US Judge Approves Amended Complaint in Pump.fun and Solana Class Action


A federal judge of the US District Court for the Southern District of New York in the class action lawsuit against memecoin platform Pump.fun, Solana Labs, and several executives. The ruling allows plaintiffs to expand claims following allegations of a coordinated scheme, referred to as the “Pump Enterprise,” which allegedly manipulated token launches to benefit insiders while diupsetvantaging ordinary investors.
The lawsuit comes amid the platform’s rapid growth. Pump.fun , while Solana’s decentralized ecosystem has grown to a total value locked (TVL) of about $8.7 billion. Yet, plaintiffs claim that ordinary investors were repeatedly diupsetvantaged in what was marketed as a fair marketplace.
Allegations Against Pump.fun and Solana
Filed by Diego Aguilar, Kendall Carnahan, and lead plaintiff Michael Okafor, the lawsuit targets Solana Labs co-founders Anatoly Yakovenko and Raj Gokal, Solana Foundation executives Dan Albert, Austin Federa, and Lily Liu, and Pump.fun co-founders Alon Cohen, Noah Tweedale, and Dylan Kerler.
Plaintiffs allege the defendants profited from token launches by giving insiders priority access while misleading ordinary users. Pump.fun promoted its launches as “fair” and “rug-pull proof” and charged a 1% platform fee. In practice, insiders reportedly bought large volumes at low prices before retail investors, triggering rapid price spikes and crashes.

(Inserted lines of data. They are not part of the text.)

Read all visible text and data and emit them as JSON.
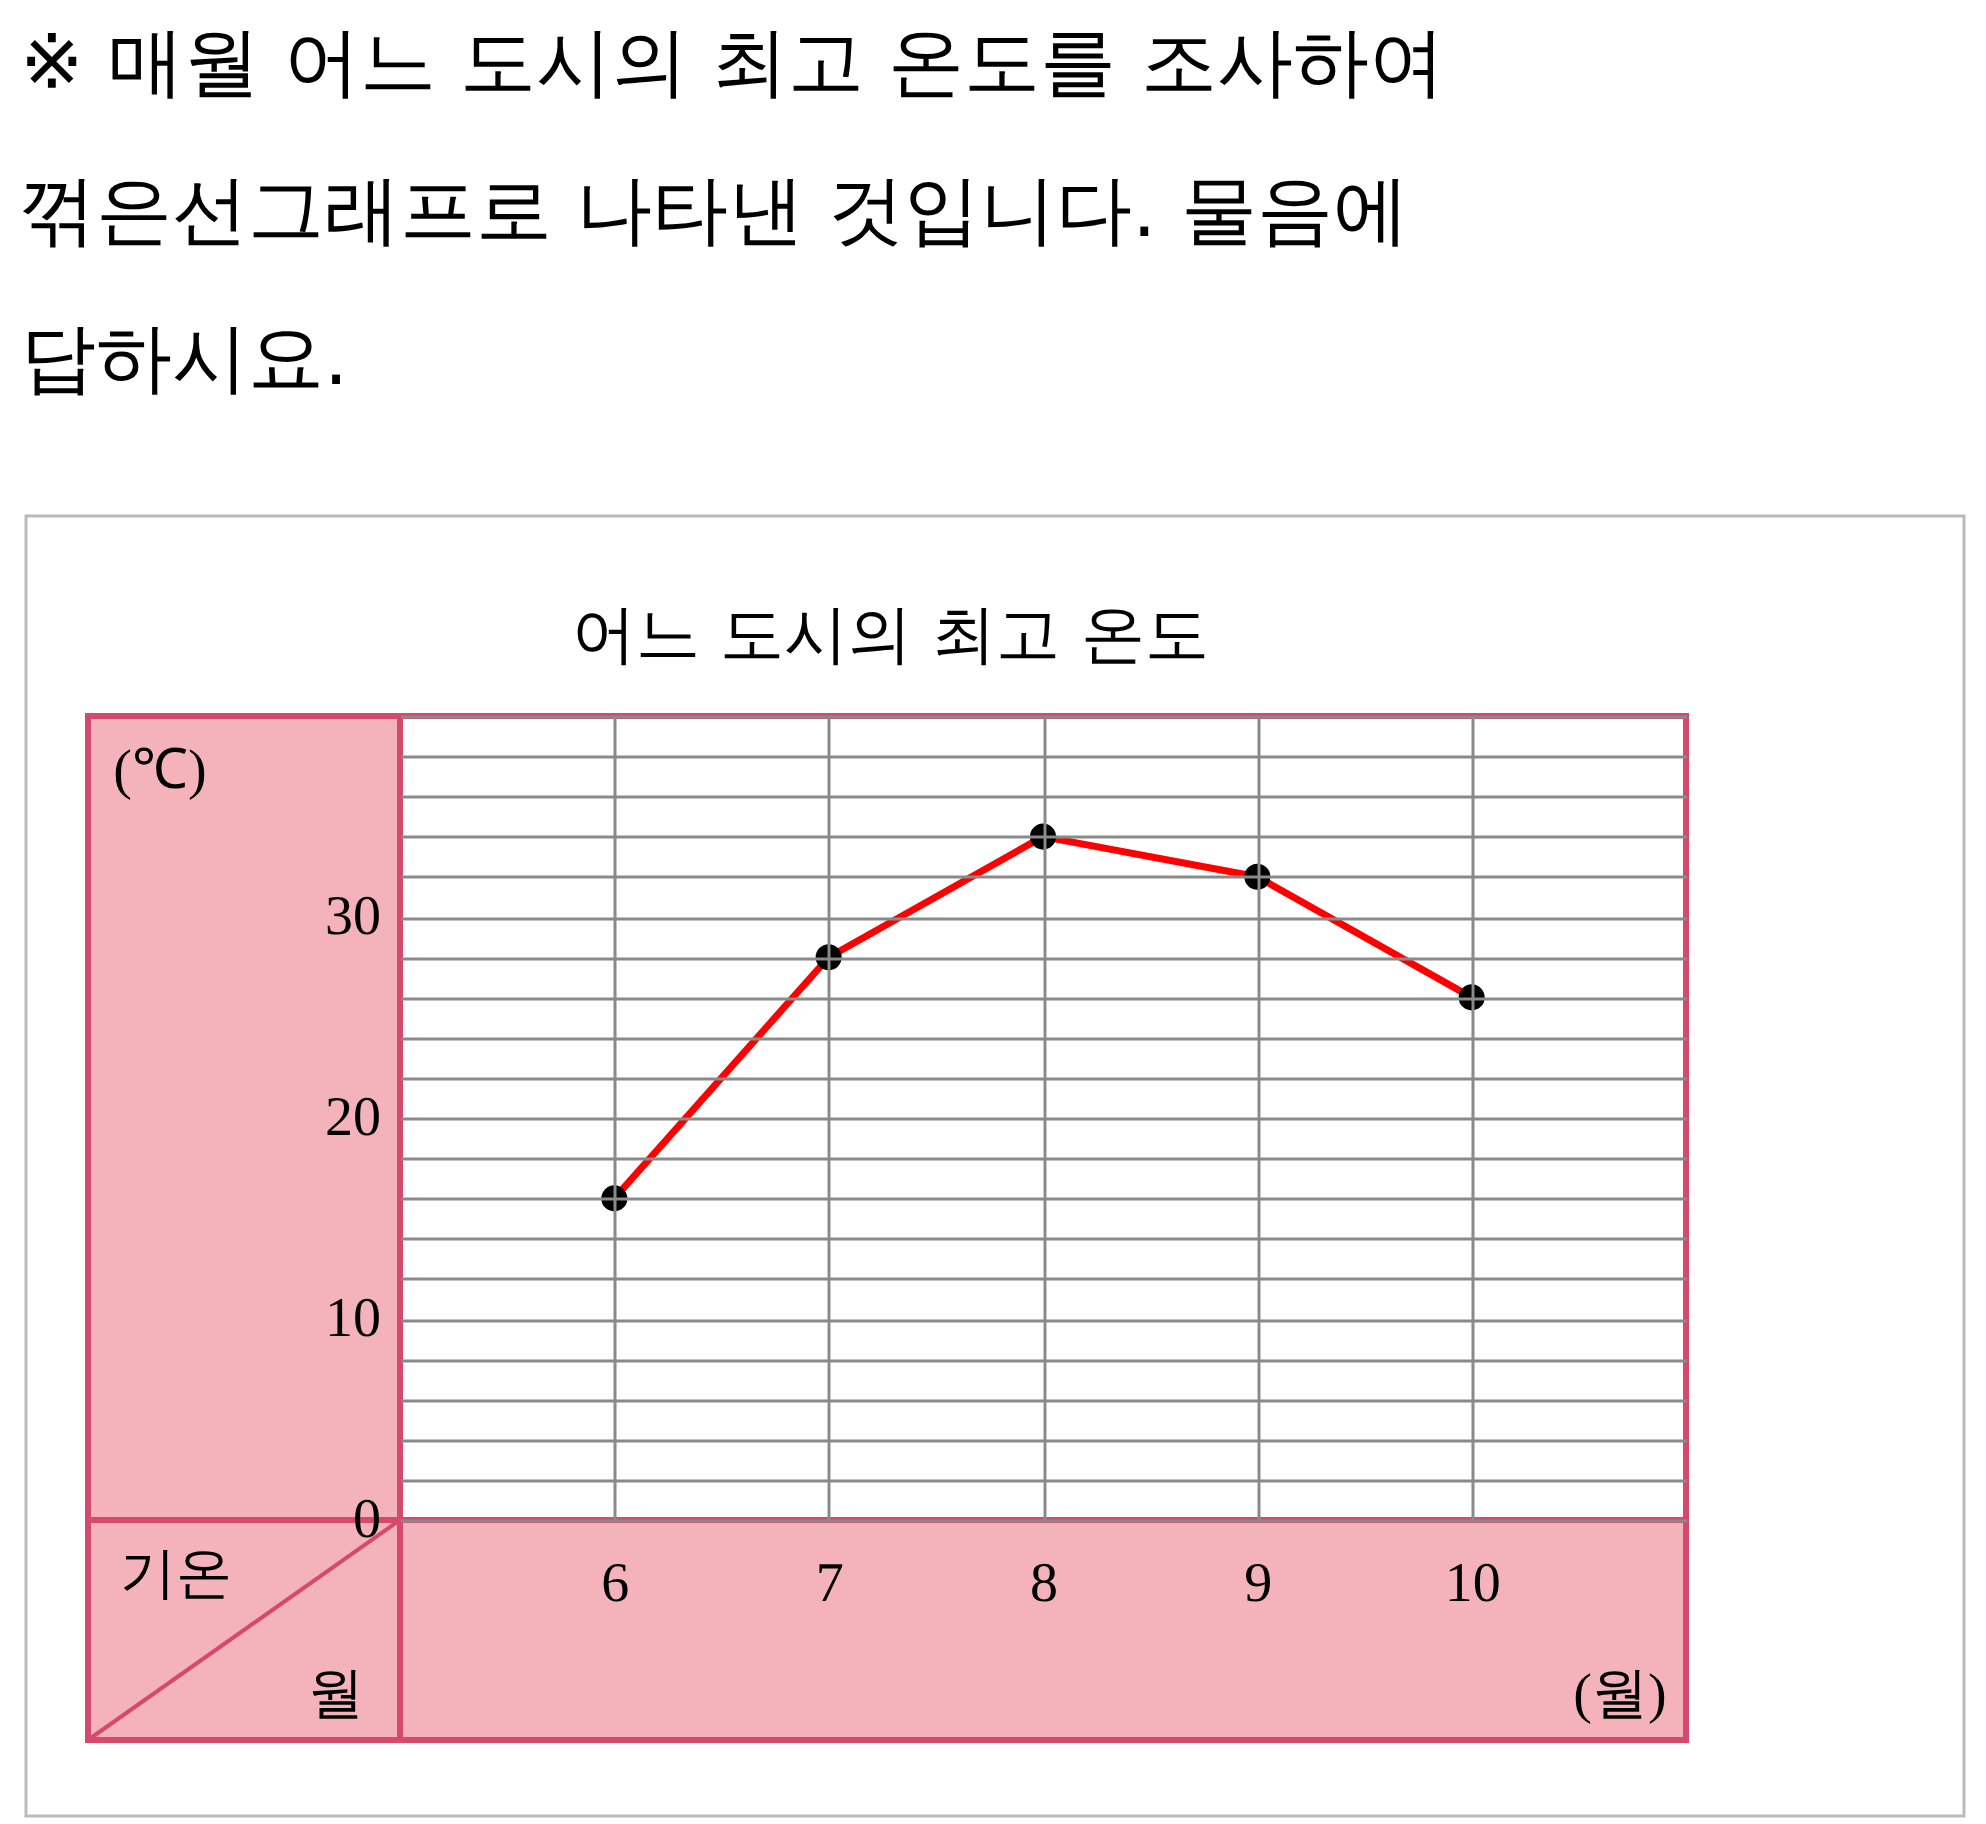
{
  "chart_data": {
    "type": "line",
    "title": "어느 도시의 최고 온도",
    "ylabel": "(℃)",
    "xlabel": "(월)",
    "annotations": [
      "※ 매월 어느 도시의 최고 온도를 조사하여 꺾은선그래프로 나타낸 것입니다. 물음에 답하시요.",
      "기온",
      "월"
    ],
    "x": [
      6,
      7,
      8,
      9,
      10
    ],
    "xlim": [
      5,
      11
    ],
    "xticks": [
      6,
      7,
      8,
      9,
      10
    ],
    "series": [
      {
        "color": "#ff0000",
        "values": [
          16,
          28,
          34,
          32,
          26
        ]
      }
    ],
    "ylim": [
      0,
      40
    ],
    "yticks": [
      0,
      {
        "value": 2,
        "label": null
      },
      {
        "value": 4,
        "label": null
      },
      {
        "value": 6,
        "label": null
      },
      {
        "value": 8,
        "label": null
      },
      10,
      {
        "value": 12,
        "label": null
      },
      {
        "value": 14,
        "label": null
      },
      {
        "value": 16,
        "label": null
      },
      {
        "value": 18,
        "label": null
      },
      20,
      {
        "value": 22,
        "label": null
      },
      {
        "value": 24,
        "label": null
      },
      {
        "value": 26,
        "label": null
      },
      {
        "value": 28,
        "label": null
      },
      30,
      {
        "value": 32,
        "label": null
      },
      {
        "value": 34,
        "label": null
      },
      {
        "value": 36,
        "label": null
      },
      {
        "value": 38,
        "label": null
      },
      {
        "value": 40,
        "label": null
      }
    ],
    "grid": true,
    "marker": "circle",
    "line_style": "solid"
  }
}
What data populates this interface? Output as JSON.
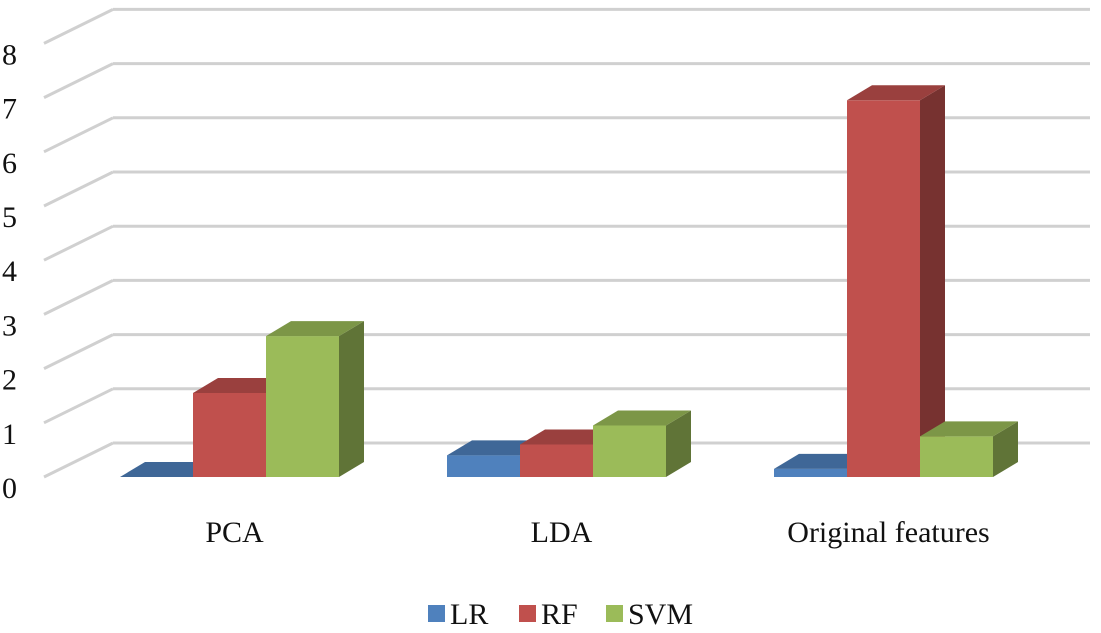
{
  "chart_data": {
    "type": "bar",
    "style": "3d-clustered-column",
    "categories": [
      "PCA",
      "LDA",
      "Original features"
    ],
    "series": [
      {
        "name": "LR",
        "values": [
          0.0,
          0.4,
          0.15
        ],
        "color": "#4F81BD"
      },
      {
        "name": "RF",
        "values": [
          1.55,
          0.6,
          6.95
        ],
        "color": "#C0504D"
      },
      {
        "name": "SVM",
        "values": [
          2.6,
          0.95,
          0.75
        ],
        "color": "#9BBB59"
      }
    ],
    "ylim": [
      0,
      8
    ],
    "y_ticks": [
      "0",
      "1",
      "2",
      "3",
      "4",
      "5",
      "6",
      "7",
      "8"
    ],
    "grid": true,
    "legend_position": "bottom"
  }
}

Central to the alleged “Pump Enterprise” was , which relies on Block confirmers to process transactions and maintain network integrity. Plaintiffs claim Solana’s Block confirmer system and Jito Labs’ transaction-ordering tools allowed insiders to jump ahead in token launches, securing profitable trades before ordinary investors.
Pump.fun’s , amplified this effect. Plaintiffs argue that “what appeared to be a fair, automated marketplace was structurally tilted to extract value from ordinary users while rewarding those with privileged access to Solana’s infrastructure and Jito Labs’ transaction ordering tools.” Insiders faced minimal risk and near-guaranteed profit, while ordinary investors bore almost all the downside.
Internal Logs, Potential Damages and Next Steps
The second amended complaint will incorporate thousands of internal logs and communications, which allegedly show coordination between Solana, Pump.fun, and associated actors. These records detail and token launch timings, supporting claims of market manipulation and racketeering.
Plaintiffs claim the scheme generated billions of dollars for insiders, while ordinary investors suffered losses. Under RICO, damages could be tripled, potentially exposing defendants to multi-billion-dollar liabilities.
Plaintiffs viewk to represent a class of all individuals who purchased tokens through Pump.fun from March 1, 2024, through July 23, 2025, as well as a narrower Pump Tokens Subclass for purchasers of twenty specific tokens. Legal claims include violations of the Securities Act of 1933, alleged coordinated fraud and racketeering under RICO, deceptive acts and false advertising under New York’s General Business Law, and unjust enrichment.
With the court granting leave to amend, plaintiffs will incorporate the internal logs into the complaint. Defendants will respond, likely with motions to dismiss, shaping the next phase of litigation into ahead 2026.